The famous Mists of Avalon author, Marion Zimmerman Bradley, once said that the secret of writing was to “put the seat of your pants in the seat of your chair.” Boy, was she right. Once I actually began to do that, I’m finding that I can’t seem to get up from that ‘chair!’
Just a couple of months ago, I told a few friends that my dream in life had always been to ‘be a writer.’ At least one of them suggested I start a blog. No way. Not for me. Never in a million years. That vision of mine had been to write stories for students at the middle school level, the age level to which I had loved teaching history for many years and also an age level to which my husband swears I belong. (Let’s not even go there right now…)
Those wondrous accounts that I planned to write would be based on the historical research I had completed as a family researcher and historian. I planned to weave the lives of my own family into tales that would spark an interest in history for those students. So far, that hasn’t happened; I started a blog instead. At first, I only started a genealogy blog, but I soon realized that there was so much more that I wanted to say.

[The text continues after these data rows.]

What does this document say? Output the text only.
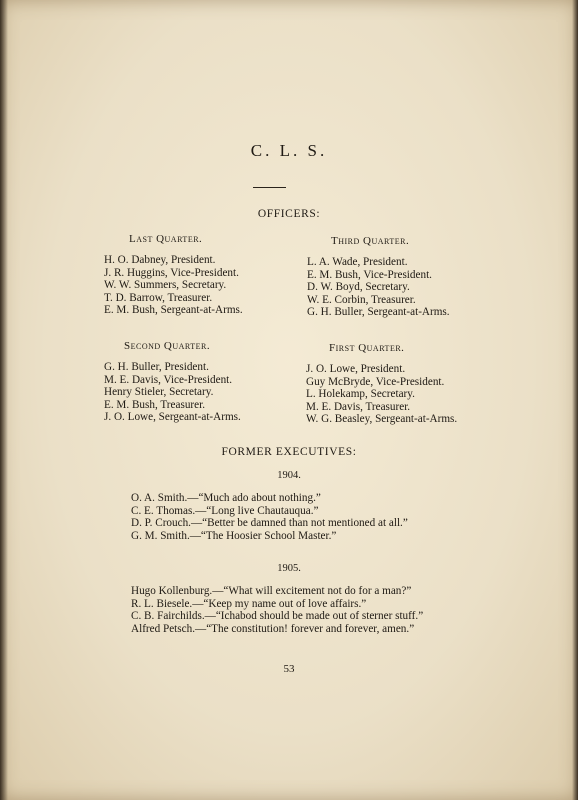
C. L. S.
OFFICERS:
Last Quarter.
H. O. Dabney, President.
J. R. Huggins, Vice-President.
W. W. Summers, Secretary.
T. D. Barrow, Treasurer.
E. M. Bush, Sergeant-at-Arms.
Third Quarter.
L. A. Wade, President.
E. M. Bush, Vice-President.
D. W. Boyd, Secretary.
W. E. Corbin, Treasurer.
G. H. Buller, Sergeant-at-Arms.
Second Quarter.
G. H. Buller, President.
M. E. Davis, Vice-President.
Henry Stieler, Secretary.
E. M. Bush, Treasurer.
J. O. Lowe, Sergeant-at-Arms.
First Quarter.
J. O. Lowe, President.
Guy McBryde, Vice-President.
L. Holekamp, Secretary.
M. E. Davis, Treasurer.
W. G. Beasley, Sergeant-at-Arms.
FORMER EXECUTIVES:
1904.
O. A. Smith.—“Much ado about nothing.”
C. E. Thomas.—“Long live Chautauqua.”
D. P. Crouch.—“Better be damned than not mentioned at all.”
G. M. Smith.—“The Hoosier School Master.”
1905.
Hugo Kollenburg.—“What will excitement not do for a man?”
R. L. Biesele.—“Keep my name out of love affairs.”
C. B. Fairchilds.—“Ichabod should be made out of sterner stuff.”
Alfred Petsch.—“The constitution! forever and forever, amen.”
53
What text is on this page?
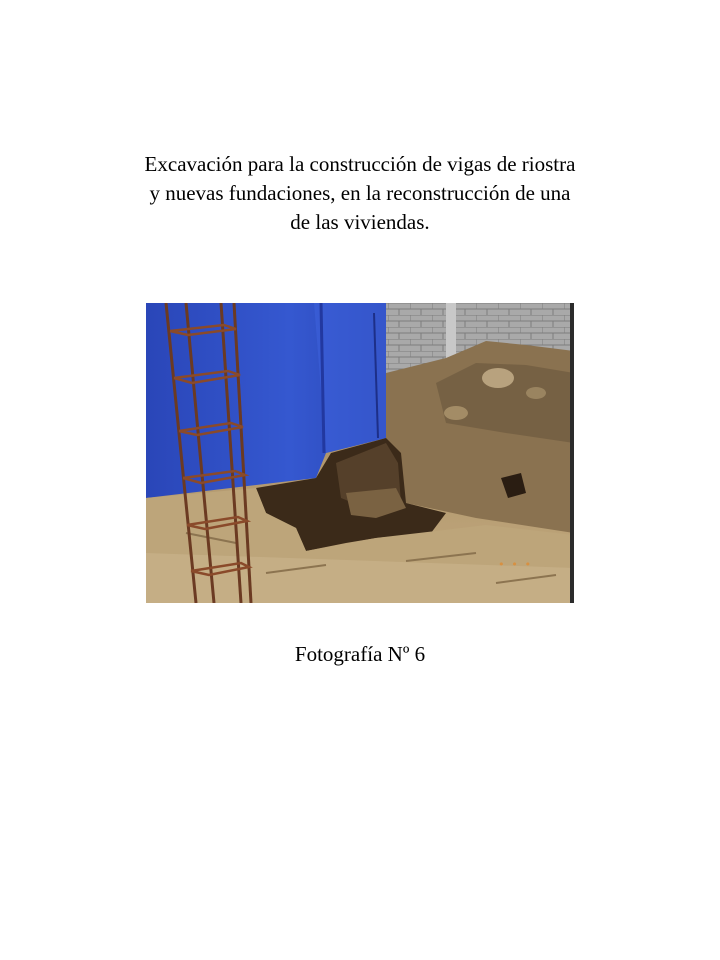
Excavación para la construcción de vigas de riostra
y nuevas fundaciones, en la reconstrucción de una
de las viviendas.
• • •
Fotografía Nº 6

I really have no idea why I started this particular blog. Although I’m ‘officially’ retired, I still work two days a week at the same school where I served for years as the Middle School Coordinator. (Don’t even ask what that is; I’m pretty sure that it’s the person who does everything that nobody else wants to do.) But seriously, I gladly left years of teaching history for that position, mainly because it involved writing. Yep, that’s right. For the last fifteen or so years, I’ve spent most of that time writing: school improvement plans; curriculum plans; hundreds of letters to parents; letters written for others, allowing them to sign their names instead of mine; articles of public relations that would showcase our school in the best possible light; taking notes for meetings and writing them up for administrative purposes; and the list goes on and on.
I never thought much about it. It was just something I did. I didn’t even get too upset when an article I wrote publicizing our school’s championship basketball team appeared in our local newspaper. I had submitted it to the paper’s educational coordinator, and she published it – under her own byline! However, when more instances like that occurred, I did begin to get a little miffed. I did my best to make sure that it didn’t happen again. Hey…that’s my work!
I left all of that behind when I retired. At least I thought I had. Most of the work I’m doing now in my two-day-a-week stint does indeed involve writing. But again, I’ve just done my job and haven’t thought much about it. Several times already this year, people have come to me to help them write things, for instance letters of reference, etc. The other day, I was helping a lady come up with phrases to use in her letter of application for a prestigious position when it suddenly dawned on me: I’m not only pretty good at this writing stuff, I also love it! It was like a light bulb going off in my head. I need to write…and I need to do it right now! So I started my genealogy blog, and now I’ve flowed over to this one. (Maybe those historical stories for middle school children will come later.)
Obviously, I had forgotten the lesson I learned years ago during a “Writing Across the Curriculum” course I once took. Our wonderful teacher taught us that if you pick up a pen or pencil, or if you sit at your computer and write – you are a writer. That was a concept I had spent years trying to teach my students and had forgotten myself. That inspirational teacher would begin each session by saying, “I’m going to write now. Will you join me?” And we would spend those first few minutes each morning just writing. It was an awesome experience, one that I used often in my history classes. Yes, I taught writing in history. I used to say to my students, “Just think of that blank piece of paper as your mind. You all have thoughts, so just put your thoughts down on that blank piece of paper.” That strategy actually worked, especially when I would begin writing myself and say to them, “Will you join me?”
I think I know that I’m a writer now. In fact I can’t seem to stop. Since starting my blogs my mind has just overflowed with ideas that I’ve had to get written down – and quickly. A few times I’ve wanted to yell out, “Will somebody stop me?” But no, so far that hasn’t happened. I know that the ideas will slow down, but I also know that I’m going to continue to write in one form or another. I can’t seem to get the seat of my pants out of that chair!
I’m going to write some more now. Will you join me?